The Three Bluffs gold deposit is located in the Committee Bay greenstone belt, which forms part of the Rae domain of the western Churchill province, Nunavut, Canada. Gold mineralization is hosted by iron formation of the Neoarchean volcanosedimentary Prince Albert Group, and is associated with silicification (quartz veining) and sulfidation of magnetite and other Fe-rich minerals.
Conventional U-Pb zircon dating of a conformable dacite unit within the volcanosedimentary host-rock sequence and a crosscutting diorite intrusion confirm a ~2.7 Ga age for deposition of the supracrustal package.
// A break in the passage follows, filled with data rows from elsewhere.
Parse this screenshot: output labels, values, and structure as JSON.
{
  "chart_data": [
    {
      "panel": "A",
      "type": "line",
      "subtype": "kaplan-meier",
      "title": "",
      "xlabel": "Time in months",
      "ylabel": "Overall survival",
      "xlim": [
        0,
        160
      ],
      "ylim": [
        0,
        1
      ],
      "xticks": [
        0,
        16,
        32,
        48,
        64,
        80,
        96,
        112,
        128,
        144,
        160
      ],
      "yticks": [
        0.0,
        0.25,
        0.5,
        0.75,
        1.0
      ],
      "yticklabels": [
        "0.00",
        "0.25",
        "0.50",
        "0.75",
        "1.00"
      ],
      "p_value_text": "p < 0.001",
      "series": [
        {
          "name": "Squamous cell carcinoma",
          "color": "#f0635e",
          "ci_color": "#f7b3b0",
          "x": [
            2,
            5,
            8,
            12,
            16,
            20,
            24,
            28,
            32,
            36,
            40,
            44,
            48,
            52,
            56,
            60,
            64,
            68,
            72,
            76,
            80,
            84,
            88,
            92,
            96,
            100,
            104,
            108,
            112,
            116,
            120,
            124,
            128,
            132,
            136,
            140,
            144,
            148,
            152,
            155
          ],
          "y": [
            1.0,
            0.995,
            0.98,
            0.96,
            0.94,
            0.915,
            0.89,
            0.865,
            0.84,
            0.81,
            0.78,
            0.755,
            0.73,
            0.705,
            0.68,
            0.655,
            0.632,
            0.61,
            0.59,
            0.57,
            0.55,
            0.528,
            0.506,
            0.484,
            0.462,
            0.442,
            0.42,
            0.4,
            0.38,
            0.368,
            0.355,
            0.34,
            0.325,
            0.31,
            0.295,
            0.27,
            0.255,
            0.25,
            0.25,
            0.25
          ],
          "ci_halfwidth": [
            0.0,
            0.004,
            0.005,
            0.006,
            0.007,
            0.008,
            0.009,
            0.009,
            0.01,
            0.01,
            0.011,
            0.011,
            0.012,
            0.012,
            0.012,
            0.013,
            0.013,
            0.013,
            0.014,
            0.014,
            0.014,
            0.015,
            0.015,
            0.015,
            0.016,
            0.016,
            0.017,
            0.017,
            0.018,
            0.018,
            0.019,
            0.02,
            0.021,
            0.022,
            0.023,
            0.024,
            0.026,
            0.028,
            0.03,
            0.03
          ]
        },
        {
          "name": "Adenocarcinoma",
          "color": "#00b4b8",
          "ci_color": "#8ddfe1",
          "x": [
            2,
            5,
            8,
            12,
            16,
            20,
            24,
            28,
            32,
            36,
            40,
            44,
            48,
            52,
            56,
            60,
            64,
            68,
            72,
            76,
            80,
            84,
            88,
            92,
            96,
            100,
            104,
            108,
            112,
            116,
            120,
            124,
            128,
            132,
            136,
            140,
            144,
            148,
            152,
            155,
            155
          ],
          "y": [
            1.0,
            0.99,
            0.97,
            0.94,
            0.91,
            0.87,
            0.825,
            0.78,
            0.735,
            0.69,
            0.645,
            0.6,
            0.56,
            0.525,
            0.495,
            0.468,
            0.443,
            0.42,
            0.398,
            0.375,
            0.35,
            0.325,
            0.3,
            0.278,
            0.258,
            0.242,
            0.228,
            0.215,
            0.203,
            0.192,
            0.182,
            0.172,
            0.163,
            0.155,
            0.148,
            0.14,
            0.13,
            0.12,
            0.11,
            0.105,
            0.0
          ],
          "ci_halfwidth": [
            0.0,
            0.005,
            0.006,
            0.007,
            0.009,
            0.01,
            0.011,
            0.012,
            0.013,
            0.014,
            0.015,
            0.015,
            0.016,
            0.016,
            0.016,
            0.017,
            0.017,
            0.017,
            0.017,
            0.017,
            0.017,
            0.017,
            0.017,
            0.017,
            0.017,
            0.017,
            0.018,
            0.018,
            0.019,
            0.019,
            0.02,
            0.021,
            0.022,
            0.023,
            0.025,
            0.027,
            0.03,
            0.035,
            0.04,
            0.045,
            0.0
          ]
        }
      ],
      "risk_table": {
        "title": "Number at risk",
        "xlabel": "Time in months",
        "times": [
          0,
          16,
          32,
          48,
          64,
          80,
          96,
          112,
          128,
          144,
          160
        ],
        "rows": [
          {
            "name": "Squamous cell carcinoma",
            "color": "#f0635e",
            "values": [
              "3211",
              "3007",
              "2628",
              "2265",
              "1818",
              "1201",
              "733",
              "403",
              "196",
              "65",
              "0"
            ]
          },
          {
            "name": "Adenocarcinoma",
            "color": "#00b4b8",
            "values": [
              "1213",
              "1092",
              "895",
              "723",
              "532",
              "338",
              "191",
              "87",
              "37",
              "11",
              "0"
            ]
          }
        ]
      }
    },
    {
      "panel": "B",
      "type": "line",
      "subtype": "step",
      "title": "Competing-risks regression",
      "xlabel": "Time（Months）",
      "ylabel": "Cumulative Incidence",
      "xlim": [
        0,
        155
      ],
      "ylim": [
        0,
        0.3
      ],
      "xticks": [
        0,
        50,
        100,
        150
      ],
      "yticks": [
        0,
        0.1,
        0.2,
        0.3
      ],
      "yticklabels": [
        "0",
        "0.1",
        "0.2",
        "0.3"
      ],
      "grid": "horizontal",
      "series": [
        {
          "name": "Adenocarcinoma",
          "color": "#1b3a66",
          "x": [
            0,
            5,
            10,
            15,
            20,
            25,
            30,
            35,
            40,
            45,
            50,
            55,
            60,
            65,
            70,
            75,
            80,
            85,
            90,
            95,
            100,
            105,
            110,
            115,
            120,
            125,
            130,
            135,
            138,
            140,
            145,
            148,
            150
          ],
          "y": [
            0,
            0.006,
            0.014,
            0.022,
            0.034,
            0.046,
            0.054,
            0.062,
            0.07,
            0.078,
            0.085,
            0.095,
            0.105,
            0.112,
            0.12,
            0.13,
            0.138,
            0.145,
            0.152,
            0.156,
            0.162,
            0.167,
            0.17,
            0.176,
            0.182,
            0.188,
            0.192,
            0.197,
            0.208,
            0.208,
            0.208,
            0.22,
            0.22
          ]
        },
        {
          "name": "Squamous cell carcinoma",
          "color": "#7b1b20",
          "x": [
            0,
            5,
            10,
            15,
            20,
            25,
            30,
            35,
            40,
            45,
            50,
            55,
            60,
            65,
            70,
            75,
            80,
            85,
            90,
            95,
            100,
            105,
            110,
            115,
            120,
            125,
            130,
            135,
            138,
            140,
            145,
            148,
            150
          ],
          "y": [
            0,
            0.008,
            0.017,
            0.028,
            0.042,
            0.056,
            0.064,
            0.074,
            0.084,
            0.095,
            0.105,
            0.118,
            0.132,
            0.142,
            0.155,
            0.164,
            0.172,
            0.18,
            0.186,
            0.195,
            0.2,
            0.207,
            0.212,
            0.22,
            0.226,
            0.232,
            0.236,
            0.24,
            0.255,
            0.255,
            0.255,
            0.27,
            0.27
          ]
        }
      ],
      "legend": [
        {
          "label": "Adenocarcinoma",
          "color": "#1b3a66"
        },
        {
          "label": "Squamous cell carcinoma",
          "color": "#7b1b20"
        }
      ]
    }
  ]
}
U-Pb monazite dates and Pb isotopic analyses of sulfides were obtained by laser ablation–multicollector–inductively coupled plasma–mass spectrometry (LA-MC-ICP-MS). A subset of U-Pb monazite (1813.8 ± 8.7 Ma) and Re-Os arsenopyrite (1822 ± 21 Ma) dates, combined with a Pb-Pb secondary errorchron age for pyrite and arsenopyrite (1829 ± 77 Ma), suggest that gold mineralization associated with sulfidation of the iron formation occurred at ~1815 Ma, prior to high-grade (upper amphibolite facies) tectonometamorphism in the Three Bluffs area (D2TB/(M2TB).
An ~1815 Ma age for deposit formation is broadly consistent with evidence from elsewhere in the western Churchill province and to the southwest in Manitoba and Saskatchewan for a late Trans-Hudson (1.9–1.8 Ga) gold mineralizing event. The majority of U-Pb monazite ages form a second population at 1780.6 ± 4.2 Ma, similar to the age of the majority of Re-Os arsenopyrite analyses (1763 ± 11 Ma). These dates are thought to reflect the timing of peak M2TB metamorphism. 40Ar/39Ar dating of amphibole, biotite, and muscovite yielded plateau ages ranging from 1723.8 ± 9.0 Ma to 1710 ± 17 Ma, which are interpreted to record the timing of postpeak metamorphic cooling to below the respective closure temperatures for Ar diffusion in these minerals.